Many of us with fibromyalgia are deficient in a number of minerals, including magnesium. Magnesium is known as “the relaxation mineral”, an important antidote to stress. Given the direct relationship between stress and fibro symptoms, at least for me, it makes sense to try to boost levels of magnesium for fibromyalgia.
Why Magnesium for Fibromyalgia
It’s the most important mineral for reducing muscle cramping, aches and pains, and for overall muscle relaxation. Our bodies need magnesium to grow and maintain bone health, and for nerve and muscle function. Magnesium helps to neutralize stomach acid and move stools through the body. It has a calming effect on our brain and nervous system as well as on our muscles. It’s a central building block in our enzyme systems. It regulates heart rate and plays a key role in synthesizing proteins. Magnesium helps relieve symptoms of insomnia, chronic pain and addresses skin issues such as psoriasis and eczema.
Stress burns up magnesium, which is one of the reasons we fibro warriors end up deficient. Our bodies think they’re under stress all the time.
What is Magnesium
Magnesium is actually a light silvery-coloured metal born in the stars when helium and neon fuse under extremely high heat. It’s the 8th most abundant mineral in the universe, according to the U-S Geological Survey.
Here on earth magnesium makes up 2 percent of the earth’s crust and is number three in terms of volume on the list of minerals absorbed by sea water.
Ah, Sea Water
There’s about a 13 percent concentration of magnesium in the ocean, which is why I’m living atop it, and jumping in it as often as I can. My body craves contact with seawater and it’s because it wants the magnesium for fibromyalgia symptom management. Our move to buy a sailboat and live on the ocean was very much about choosing a life and lifestyle that would allow me to manage my fibromyalgia symptoms.

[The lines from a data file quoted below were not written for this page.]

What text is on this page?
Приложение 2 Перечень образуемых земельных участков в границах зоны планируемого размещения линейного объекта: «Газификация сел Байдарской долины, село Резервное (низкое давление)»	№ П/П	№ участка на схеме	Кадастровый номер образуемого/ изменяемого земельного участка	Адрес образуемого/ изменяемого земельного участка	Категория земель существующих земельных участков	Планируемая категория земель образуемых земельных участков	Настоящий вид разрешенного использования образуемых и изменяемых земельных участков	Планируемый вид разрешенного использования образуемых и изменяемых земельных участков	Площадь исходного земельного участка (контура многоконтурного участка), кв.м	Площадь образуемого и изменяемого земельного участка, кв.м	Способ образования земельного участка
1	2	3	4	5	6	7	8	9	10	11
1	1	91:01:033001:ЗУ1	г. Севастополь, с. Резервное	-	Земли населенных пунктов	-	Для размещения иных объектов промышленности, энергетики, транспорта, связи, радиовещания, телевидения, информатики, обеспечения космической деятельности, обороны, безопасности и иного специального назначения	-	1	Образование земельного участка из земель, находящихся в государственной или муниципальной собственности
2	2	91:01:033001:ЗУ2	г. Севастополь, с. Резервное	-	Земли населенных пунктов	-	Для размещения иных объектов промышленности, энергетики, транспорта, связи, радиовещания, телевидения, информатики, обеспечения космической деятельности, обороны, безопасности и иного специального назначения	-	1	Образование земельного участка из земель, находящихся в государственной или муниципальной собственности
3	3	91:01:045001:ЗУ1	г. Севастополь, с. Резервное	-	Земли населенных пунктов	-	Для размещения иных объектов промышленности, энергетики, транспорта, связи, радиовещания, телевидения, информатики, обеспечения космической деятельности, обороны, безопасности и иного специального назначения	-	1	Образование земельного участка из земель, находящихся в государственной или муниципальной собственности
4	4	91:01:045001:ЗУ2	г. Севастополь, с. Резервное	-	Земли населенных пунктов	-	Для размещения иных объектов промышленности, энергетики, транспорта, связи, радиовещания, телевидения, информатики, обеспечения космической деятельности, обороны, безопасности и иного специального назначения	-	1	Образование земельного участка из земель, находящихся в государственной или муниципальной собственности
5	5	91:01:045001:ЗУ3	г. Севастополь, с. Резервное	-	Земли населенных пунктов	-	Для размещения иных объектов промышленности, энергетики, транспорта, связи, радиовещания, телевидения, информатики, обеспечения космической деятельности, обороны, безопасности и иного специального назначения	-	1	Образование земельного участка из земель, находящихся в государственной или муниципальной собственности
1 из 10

Not All Magnesium is Created Equal
When you evaporate sea water you get magnesium chloride, which has been hailed as a miraculous mineral. Magnesium chloride is more bioavailable, more powerful and more easily used by the body than the magnesium sulphate in Epsom salts. Epsom salts may be easier to find, but the magnesium sulphate it contains is excreted by the kidneys very quickly, meaning the results don’t last long. You need much more volume to get the beneficial effects from Epsom salts than with magnesium chloride bath flakes.
Topical Vs Ingestion
The best way to get magnesium into your body is actually topically, through the skin. The baths with magnesium chloride flakes, or magnesium oil sprayed onto skin just before bed, are popular because they work. Oral supplements aren’t as effective, as the gastrointestinal tract and the kidneys end up removing it as waste before enough of the beneficial element gets into the bloodstream. Oral magnesium is also a laxative, so boosting your intake may give you more than you bargained for! Ahem.
Magnesium absorption decreases with age, disease, stress and illnesses. Some medications like diuretics and antibiotics also get in the way of healthy kidney function, which leads to higher magnesium and nutrient excretion.
How Much Magnesium Do You Need?
The recommended daily allowance (RDA) in the United States is 400 milligrams for men and 310 milligrams for women. Many studies are now suggesting this RDA is far too low. Either way, when you take a look at the top ten foods in terms of magnesium concentration, you quickly see how easy it is to be short.
The lush green plants that need chlorophyll for photosynthesis depend on the magnesium ion contained in each chlorophyll molecule. It’s one of the reasons dark green leafy vegetables like spinach contain so much magnesium. It’s also one of the reasons liquid chlorophyll is often recommended as a supplement for those of us with fibromyalgia or other chronic illnesses.
Top 10 Magnesium-rich Foods
Here are the foods with the highest concentration of magnesium.
- Spinach: 1 cup=157 mg or 40% recommended daily value (DV)
- Swiss chard: 1 cup=154 mg or 38 % DV
- Pumpkin seeds: 1/8 cup=92 mg or 23%
- Yogurt or Kefir: 1 cup=50 mg or 13% DV
- Almonds: 1 cup=80 mg or 20% DV (# 5 because who eats a cup of almonds!)
- Black beans: ½ cup=60 mg or 15% DV
- Avocado: 1 medium=58 mg or 15% DV
- Figs: ½ cup=50 mg or 13% DV
- Dark chocolate: 1 square/1 ounce=32 mg or 8% DV
- Banana:1 medium=32 milligrams or 8% DV
Not in the top ten but still heavy hitters in the magnesium game are salmon, cashews, coriander, artichokes and goat cheese.
Paying attention to the nutritional balance of your food intake and making sure you’re getting lots of magnesium-rich foods can help. Boosting the overall level of magnesium in your body, whether topically or ingested, can help reduce the number of tender points and ease overall pain intensity. And that is what I refer to as the magic of magnesium for fibromyalgia.